Ever since word got out that 3D printing might actually save people money and pay for itself in a decent amount of time, there’s been renewed public interest in what is still something of a geek pastime. Unless you’re familiar with the world of makerbots, extrusion materials and the rest, you’re unlikely to consider adding a 3D printer to your shopping list alongside a new toaster, but this may soon start to change.
There are various projects in the pipeline, such as the rather cleverly designed Buccaneer 3D printer, which seem destined to propel this early technology into prime time living room space. It’s not hard to see why. The idea of everyone having a machine in the corner of the room which can print out spare parts and small gadgets and knick-knacks it beguiling, even more so as the economic and ecological costs of shipping these bits and pieces across the world skyrockets.
But the reality behind the myth is it’s still pretty difficult to do this stuff, even with the help of 3D product libraries such as the brilliant Thingverse.com. And let’s not get into the explosive growth in 3D printing services around just aching to print off your designs for a reasonable fee.
…to name but a few. The real problem is, it’s hard to create designs and even harder to translate those designs into something a 3D printer can recognize, which means that we ordinary mortals are going to spend a lot of time wishing we could make a cool bottle opener before the weekend BBQ, without the means to realizing the goal.
Step up AutoDesk 123D. This innovative suite of free software, comes from the world leader in CAD/CAM computer aided design software, and promises to make it much easier to transfer your ideas from brain to printer platter with minimal hassle. The base program is 123D Catch, which lets you take a photograph of an object you wish to recreate, and turn it into a 3D printed model as easy as 1-2-3.

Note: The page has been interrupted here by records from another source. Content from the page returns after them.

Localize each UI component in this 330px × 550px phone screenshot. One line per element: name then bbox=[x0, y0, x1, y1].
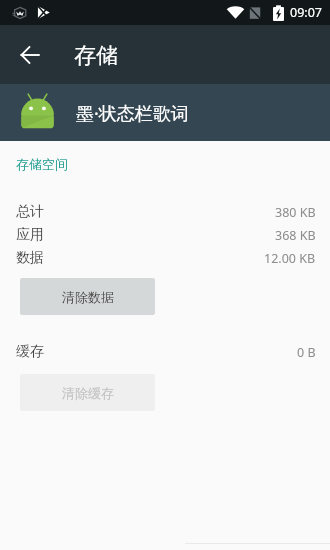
staticText: 缓存 bbox=[16, 343, 44, 361]
staticText: 380 KB bbox=[275, 204, 316, 221]
button[interactable]: 墨·状态栏歌词 bbox=[0, 84, 330, 141]
staticText: 存储空间 bbox=[16, 156, 68, 172]
staticText: 09:07 bbox=[290, 4, 322, 21]
staticText: 应用 bbox=[16, 226, 44, 244]
staticText: 墨·状态栏歌词 bbox=[76, 101, 189, 126]
staticText: 12.00 KB bbox=[264, 250, 316, 267]
staticText: 0 B bbox=[297, 344, 316, 361]
staticText: 368 KB bbox=[275, 227, 316, 244]
staticText: 总计 bbox=[16, 203, 44, 221]
staticText: 存储 bbox=[74, 42, 118, 70]
staticText: 清除数据 bbox=[62, 289, 114, 305]
button[interactable]: 清除缓存 bbox=[20, 374, 155, 411]
staticText: 数据 bbox=[16, 249, 44, 267]
button[interactable]: Back bbox=[12, 37, 48, 73]
button[interactable]: 清除数据 bbox=[20, 278, 155, 315]
staticText: 清除缓存 bbox=[62, 385, 114, 401]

Of course it isn’t that easy really when you actually try. For one thing, you need to have a good grounding in the basic terminology of CAD tools, such as file formats like OBJ and STL and plane cut models, extrusion and the like. It’s a whole new language and a whole new set of skills to learn, even if you’re an accomplished artist or designer. And even then you’ll probably find, as we did when we tried out the product, that the software is not as easy to get to grips with at all. It works in the browser via a downloadable plugin, and of course this means performance issues and controls which are definitely not as intuitive as Mrs Smith would like.
Once you’ve moved past those hurdles, there’s the non-trivial issue of cost. The AutoDesk software suite helpfully links to several of the 3D printing services, such as Sculpteo and Shapeways, but these services don’t come cheap. You can also print out to your own home printer if you have one, but at the moment that’s still a minimal investment of $500+ not including materials.

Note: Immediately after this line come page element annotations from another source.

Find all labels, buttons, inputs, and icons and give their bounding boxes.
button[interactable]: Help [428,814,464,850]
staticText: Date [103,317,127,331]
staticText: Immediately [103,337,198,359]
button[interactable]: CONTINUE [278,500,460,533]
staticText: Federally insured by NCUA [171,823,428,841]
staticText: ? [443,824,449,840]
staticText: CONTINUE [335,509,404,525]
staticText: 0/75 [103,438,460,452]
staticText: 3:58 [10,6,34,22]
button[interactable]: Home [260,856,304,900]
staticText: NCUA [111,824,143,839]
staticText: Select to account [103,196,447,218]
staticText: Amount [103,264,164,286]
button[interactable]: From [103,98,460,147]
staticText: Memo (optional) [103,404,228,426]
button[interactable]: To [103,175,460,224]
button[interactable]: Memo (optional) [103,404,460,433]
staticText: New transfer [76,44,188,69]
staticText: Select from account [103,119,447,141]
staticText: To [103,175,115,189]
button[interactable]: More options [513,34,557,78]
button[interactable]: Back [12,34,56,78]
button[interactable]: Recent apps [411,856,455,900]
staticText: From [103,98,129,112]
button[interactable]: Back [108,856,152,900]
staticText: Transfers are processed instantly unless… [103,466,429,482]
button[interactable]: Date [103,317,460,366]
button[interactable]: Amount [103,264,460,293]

So will this revolution be stalled in the blocks, or can it overcome the early issues and really change the face of consumer spending? Well all it needs is an Apple style product, simple, easy to grasp and fun to use and you’ll see a different story. We’re hoping the Buccaneer printer will lead the way, but even if that doesn’t, we’re certain that something else will. Because at the end of the day the whole idea of making your own stuff on demand just makes sense in every way.
In the meantime we’re going to be looking out for the 3D killer app which will make the whole experience compelling. Unfortunately AutoDesk 123D, while a great start, is not it, simply because it’s too complicated, geeky and clunky to use. But we have high hopes.